Ramil menyebut, berdasarkan hasil observasinya peluang pembudidayaan cabe jawa di Metro memiliki nilai ekonomi yang tinggi terlebih permintaan pasar luar negeri sangat besar.

“Peluang cabe jawa ini sangat baik karena permintaan pasar luar itu sangat luar biasa, Kemudian permintaan dalam negeri sendiri masih kekurangan untuk memenuhinya.

Sementara kita masih di tingkat dalam provinsi, yang terakhir kita jual itu berkisar di angka Rp 80 Ribu per kilogramnya,” terangnya.

Dalam lingkungan komunitas tersebut, sebanyak tiga jenis varietas cabe jawa dibudidayakan di Kota Metro. Meski penanamannya mudah dan mampu bertahan hingga puluhan tahun, komunitas cabe jawa juga memiliki kelemahan ketika terserang hama penyakit kuning.

“Kita membudidayakan tiga jenis varietas, ada cabe jenis Sumatera kemudian jenis hibrida Jember dan ada jenis Madura. Kalau yang varietas Sumatera itu lebih kecil dan daunnya panjang-panjang. Kalau yang hibrida atau Jember itu daunnya lebih lebar dan panjang buahnya,” bebernya.

“Dalam pertanian ini kita hanya terkendala ketika tanaman kena penyakit kuning. Penyebabnya bisa dari hama maupun curah hujan yang berlebih. Untuk proses tanam dari awal sampai dengan panen raya itu 6 bulan sampai 7 bulan. Untuk ketahanannya itu bisa lebih dari 10 tahun ke atas,” tutupnya.

Dalam kesempatannya, Wali Kota Metro, Wahdi menilai pembudidayaan cabe jawa memiliki nilai ungkit yang lebih baik lantaran setiap pohonnya mampu bertahan hidup hingga 10 tahun.

“Satu gerakan yang menyertakan orang banyak itu lebih baik, daripada sendiri-sendiri. Cabe jamu atau cabe jawa ini tentu harus dipahami bahwa komoditas ini adalah salah satu komoditas yang harus memiliki nilai ungkit lebih baik,” paparnya.

“Mengapa, karena menanamnya mudah dan satu pohon itu bisa bertahan selama 10 tahun. Hasil dari pohon itu juga bisa berulang-ulang bukan seperti cabe biasanya,” sambungnya.

Menurutnya pemanfaatan lahan sempit di lingkungan perkotaan di Metro bukan hanya soal urban farming namun lebih kepada integrated farming.

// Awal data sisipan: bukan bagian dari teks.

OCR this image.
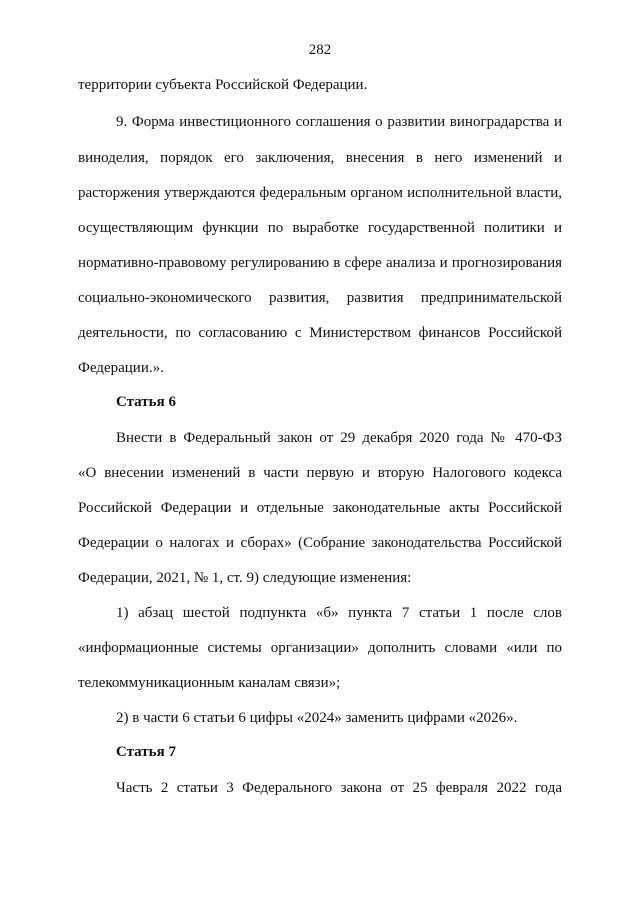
282
территории субъекта Российской Федерации.
9. Форма инвестиционного соглашения о развитии виноградарства и
виноделия, порядок его заключения, внесения в него изменений и
расторжения утверждаются федеральным органом исполнительной власти,
осуществляющим функции по выработке государственной политики и
нормативно-правовому регулированию в сфере анализа и прогнозирования
социально-экономического развития, развития предпринимательской
деятельности, по согласованию с Министерством финансов Российской
Федерации.».
Статья 6
Внести в Федеральный закон от 29 декабря 2020 года № 470-ФЗ
«О внесении изменений в части первую и вторую Налогового кодекса
Российской Федерации и отдельные законодательные акты Российской
Федерации о налогах и сборах» (Собрание законодательства Российской
Федерации, 2021, № 1, ст. 9) следующие изменения:
1) абзац шестой подпункта «б» пункта 7 статьи 1 после слов
«информационные системы организации» дополнить словами «или по
телекоммуникационным каналам связи»;
2) в части 6 статьи 6 цифры «2024» заменить цифрами «2026».
Статья 7
Часть 2 статьи 3 Федерального закона от 25 февраля 2022 года
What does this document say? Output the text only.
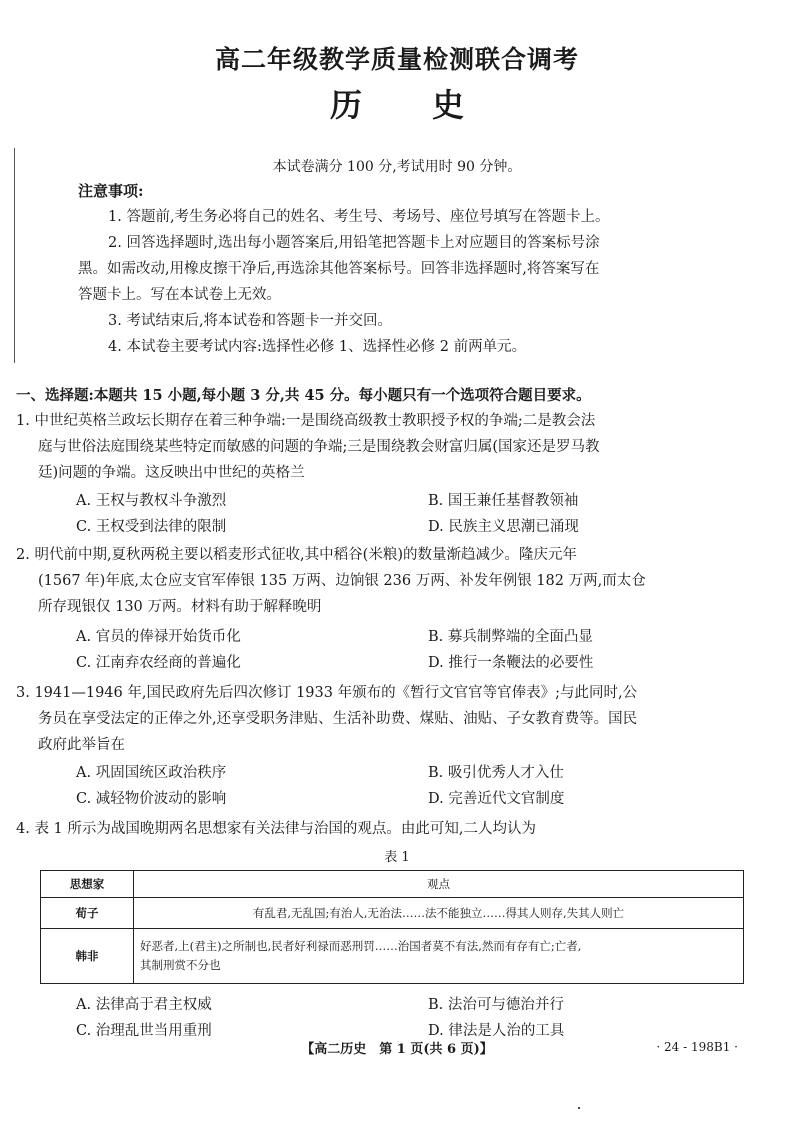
高二年级教学质量检测联合调考
历 史
本试卷满分 100 分,考试用时 90 分钟。
注意事项:
1. 答题前,考生务必将自己的姓名、考生号、考场号、座位号填写在答题卡上。
2. 回答选择题时,选出每小题答案后,用铅笔把答题卡上对应题目的答案标号涂
黑。如需改动,用橡皮擦干净后,再选涂其他答案标号。回答非选择题时,将答案写在
答题卡上。写在本试卷上无效。
3. 考试结束后,将本试卷和答题卡一并交回。
4. 本试卷主要考试内容:选择性必修 1、选择性必修 2 前两单元。
一、选择题:本题共 15 小题,每小题 3 分,共 45 分。每小题只有一个选项符合题目要求。
1. 中世纪英格兰政坛长期存在着三种争端:一是围绕高级教士教职授予权的争端;二是教会法
庭与世俗法庭围绕某些特定而敏感的问题的争端;三是围绕教会财富归属(国家还是罗马教
廷)问题的争端。这反映出中世纪的英格兰
A. 王权与教权斗争激烈	B. 国王兼任基督教领袖
C. 王权受到法律的限制	D. 民族主义思潮已涌现
2. 明代前中期,夏秋两税主要以稻麦形式征收,其中稻谷(米粮)的数量渐趋减少。隆庆元年
(1567 年)年底,太仓应支官军俸银 135 万两、边饷银 236 万两、补发年例银 182 万两,而太仓
所存现银仅 130 万两。材料有助于解释晚明
A. 官员的俸禄开始货币化	B. 募兵制弊端的全面凸显
C. 江南弃农经商的普遍化	D. 推行一条鞭法的必要性
3. 1941—1946 年,国民政府先后四次修订 1933 年颁布的《暂行文官官等官俸表》;与此同时,公
务员在享受法定的正俸之外,还享受职务津贴、生活补助费、煤贴、油贴、子女教育费等。国民
政府此举旨在
A. 巩固国统区政治秩序	B. 吸引优秀人才入仕
C. 减轻物价波动的影响	D. 完善近代文官制度
4. 表 1 所示为战国晚期两名思想家有关法律与治国的观点。由此可知,二人均认为
表 1
思想家	观点
荀子	有乱君,无乱国;有治人,无治法……法不能独立……得其人则存,失其人则亡
韩非	好恶者,上(君主)之所制也,民者好利禄而恶刑罚……治国者莫不有法,然而有存有亡;亡者,
其制刑赏不分也
A. 法律高于君主权威	B. 法治可与德治并行
C. 治理乱世当用重刑	D. 律法是人治的工具
【高二历史　第 1 页(共 6 页)】	· 24 - 198B1 ·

“Saya kira kita tidak berbicara pada urban farming saja, karena di Metro ini lahan pertanian masih bagus ada 40 persen. Yang kita inginkan di rumah-rumah penduduk itu loh, maka disebut integrated farming,” jelasnya.

“Jadi mulai dari sampah yang terbuang di rumah, hasil dapur tadi dapat diolah dan ini sudah dilakukan. Saya berharap ini bukan hanya pada tatanan urban farming saja, tapi integrated farming. Jadi satu rumah tangga itu berdaya,” tambahnya.

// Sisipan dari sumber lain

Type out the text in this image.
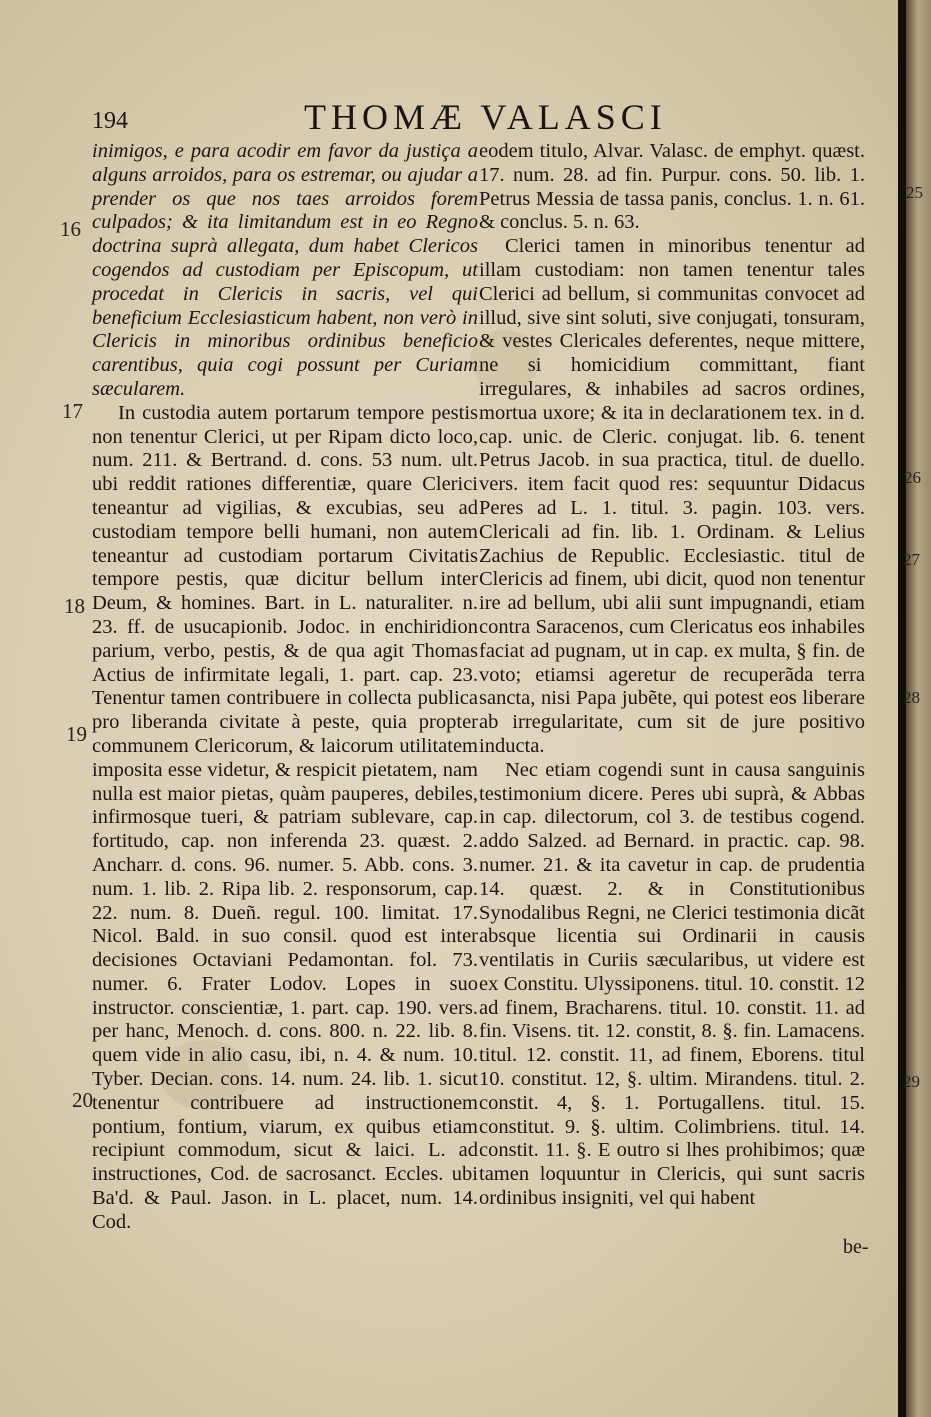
194	THOMÆ VALASCI
16
17
18
19
20

inimigos, e para acodir em favor da justiça a alguns arroidos, para os estremar, ou ajudar a prender os que nos taes arroidos forem culpados; & ita limitandum est in eo Regno doctrina suprà allegata, dum habet Clericos cogendos ad custodiam per Episcopum, ut procedat in Clericis in sacris, vel qui beneficium Ecclesiasticum habent, non verò in Clericis in minoribus ordinibus beneficio carentibus, quia cogi possunt per Curiam sæcularem.

In custodia autem portarum tempore pestis non tenentur Clerici, ut per Ripam dicto loco, num. 211. & Bertrand. d. cons. 53 num. ult. ubi reddit rationes differentiæ, quare Clerici teneantur ad vigilias, & excubias, seu ad custodiam tempore belli humani, non autem teneantur ad custodiam portarum Civitatis tempore pestis, quæ dicitur bellum inter Deum, & homines. Bart. in L. naturaliter. n. 23. ff. de usucapionib. Jodoc. in enchiridion parium, verbo, pestis, & de qua agit Thomas Actius de infirmitate legali, 1. part. cap. 23. Tenentur tamen contribuere in collecta publica pro liberanda civitate à peste, quia propter communem Clericorum, & laicorum utilitatem imposita esse videtur, & respicit pietatem, nam nulla est maior pietas, quàm pauperes, debiles, infirmosque tueri, & patriam sublevare, cap. fortitudo, cap. non inferenda 23. quæst. 2. Ancharr. d. cons. 96. numer. 5. Abb. cons. 3. num. 1. lib. 2. Ripa lib. 2. responsorum, cap. 22. num. 8. Dueñ. regul. 100. limitat. 17. Nicol. Bald. in suo consil. quod est inter decisiones Octaviani Pedamontan. fol. 73. numer. 6. Frater Lodov. Lopes in suo instructor. conscientiæ, 1. part. cap. 190. vers. per hanc, Menoch. d. cons. 800. n. 22. lib. 8. quem vide in alio casu, ibi, n. 4. & num. 10. Tyber. Decian. cons. 14. num. 24. lib. 1. sicut tenentur contribuere ad instructionem pontium, fontium, viarum, ex quibus etiam recipiunt commodum, sicut & laici. L. ad instructiones, Cod. de sacrosanct. Eccles. ubi Ba'd. & Paul. Jason. in L. placet, num. 14. Cod.

eodem titulo, Alvar. Valasc. de emphyt. quæst. 17. num. 28. ad fin. Purpur. cons. 50. lib. 1. Petrus Messia de tassa panis, conclus. 1. n. 61. & conclus. 5. n. 63.

Clerici tamen in minoribus tenentur ad illam custodiam: non tamen tenentur tales Clerici ad bellum, si communitas convocet ad illud, sive sint soluti, sive conjugati, tonsuram, & vestes Clericales deferentes, neque mittere, ne si homicidium committant, fiant irregulares, & inhabiles ad sacros ordines, mortua uxore; & ita in declarationem tex. in d. cap. unic. de Cleric. conjugat. lib. 6. tenent Petrus Jacob. in sua practica, titul. de duello. vers. item facit quod res: sequuntur Didacus Peres ad L. 1. titul. 3. pagin. 103. vers. Clericali ad fin. lib. 1. Ordinam. & Lelius Zachius de Republic. Ecclesiastic. titul de Clericis ad finem, ubi dicit, quod non tenentur ire ad bellum, ubi alii sunt impugnandi, etiam contra Saracenos, cum Clericatus eos inhabiles faciat ad pugnam, ut in cap. ex multa, § fin. de voto; etiamsi ageretur de recuperãda terra sancta, nisi Papa jubẽte, qui potest eos liberare ab irregularitate, cum sit de jure positivo inducta.

Nec etiam cogendi sunt in causa sanguinis testimonium dicere. Peres ubi suprà, & Abbas in cap. dilectorum, col 3. de testibus cogend. addo Salzed. ad Bernard. in practic. cap. 98. numer. 21. & ita cavetur in cap. de prudentia 14. quæst. 2. & in Constitutionibus Synodalibus Regni, ne Clerici testimonia dicãt absque licentia sui Ordinarii in causis ventilatis in Curiis sæcularibus, ut videre est ex Constitu. Ulyssiponens. titul. 10. constit. 12 ad finem, Bracharens. titul. 10. constit. 11. ad fin. Visens. tit. 12. constit, 8. §. fin. Lamacens. titul. 12. constit. 11, ad finem, Eborens. titul 10. constitut. 12, §. ultim. Mirandens. titul. 2. constit. 4, §. 1. Portugallens. titul. 15. constitut. 9. §. ultim. Colimbriens. titul. 14. constit. 11. §. E outro si lhes prohibimos; quæ tamen loquuntur in Clericis, qui sunt sacris ordinibus insigniti, vel qui habent

be-
25
26
27
28
29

Ia berharap pemberdayaan masyarakat semacam ini harus terus dimunculkan serta dapat menjadi pilot project untuk menghadirkan pariwisata pertanian perkotaan di Metro.

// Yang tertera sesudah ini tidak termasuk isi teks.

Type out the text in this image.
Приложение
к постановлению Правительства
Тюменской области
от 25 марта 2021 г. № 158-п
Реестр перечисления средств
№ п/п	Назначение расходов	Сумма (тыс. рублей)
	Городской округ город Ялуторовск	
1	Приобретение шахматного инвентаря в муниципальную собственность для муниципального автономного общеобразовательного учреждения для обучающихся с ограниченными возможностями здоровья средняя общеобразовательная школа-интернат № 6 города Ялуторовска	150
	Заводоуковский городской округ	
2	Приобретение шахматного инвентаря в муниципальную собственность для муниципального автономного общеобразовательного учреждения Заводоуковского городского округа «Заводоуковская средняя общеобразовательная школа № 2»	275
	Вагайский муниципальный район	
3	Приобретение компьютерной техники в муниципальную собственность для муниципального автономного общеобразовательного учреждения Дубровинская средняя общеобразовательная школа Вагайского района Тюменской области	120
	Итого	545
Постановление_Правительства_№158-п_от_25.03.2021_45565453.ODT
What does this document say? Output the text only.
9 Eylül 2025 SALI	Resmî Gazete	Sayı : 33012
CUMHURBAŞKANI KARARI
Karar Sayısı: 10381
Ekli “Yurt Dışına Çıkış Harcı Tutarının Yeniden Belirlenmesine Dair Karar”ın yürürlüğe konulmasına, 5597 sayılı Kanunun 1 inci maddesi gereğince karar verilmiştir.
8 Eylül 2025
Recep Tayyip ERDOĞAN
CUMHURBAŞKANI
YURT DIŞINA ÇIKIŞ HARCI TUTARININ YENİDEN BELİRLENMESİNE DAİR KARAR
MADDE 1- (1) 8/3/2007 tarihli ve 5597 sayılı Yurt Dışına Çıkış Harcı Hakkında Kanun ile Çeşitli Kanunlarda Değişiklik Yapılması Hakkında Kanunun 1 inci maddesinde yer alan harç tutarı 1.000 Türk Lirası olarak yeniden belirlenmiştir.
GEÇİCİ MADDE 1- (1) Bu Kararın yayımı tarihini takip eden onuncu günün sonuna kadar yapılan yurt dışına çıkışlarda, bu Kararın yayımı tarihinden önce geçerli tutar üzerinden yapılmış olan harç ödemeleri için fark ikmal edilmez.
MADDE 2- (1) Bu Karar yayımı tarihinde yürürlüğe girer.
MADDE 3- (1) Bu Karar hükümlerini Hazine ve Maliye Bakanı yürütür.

“Pemberdayaan masyarakat ini harus dimunculkan, seperti di sini muncul dengan tagline cabe jawa Lampung maka orang akan melihat wisatanya, jadi orang bisa berkunjung. Tinggal mampukah dia bisa bersama dengan lingkungan di sini, sehingga dari sini bisa dicontoh ke tempat yang lain,” terangnya.

“Kata kunci adanya penggerak, adanya pemberdayaan dan ada karya serta inovasi. Membangun mikro dan membangun peradaban itu butuh itu,” lanjutnya.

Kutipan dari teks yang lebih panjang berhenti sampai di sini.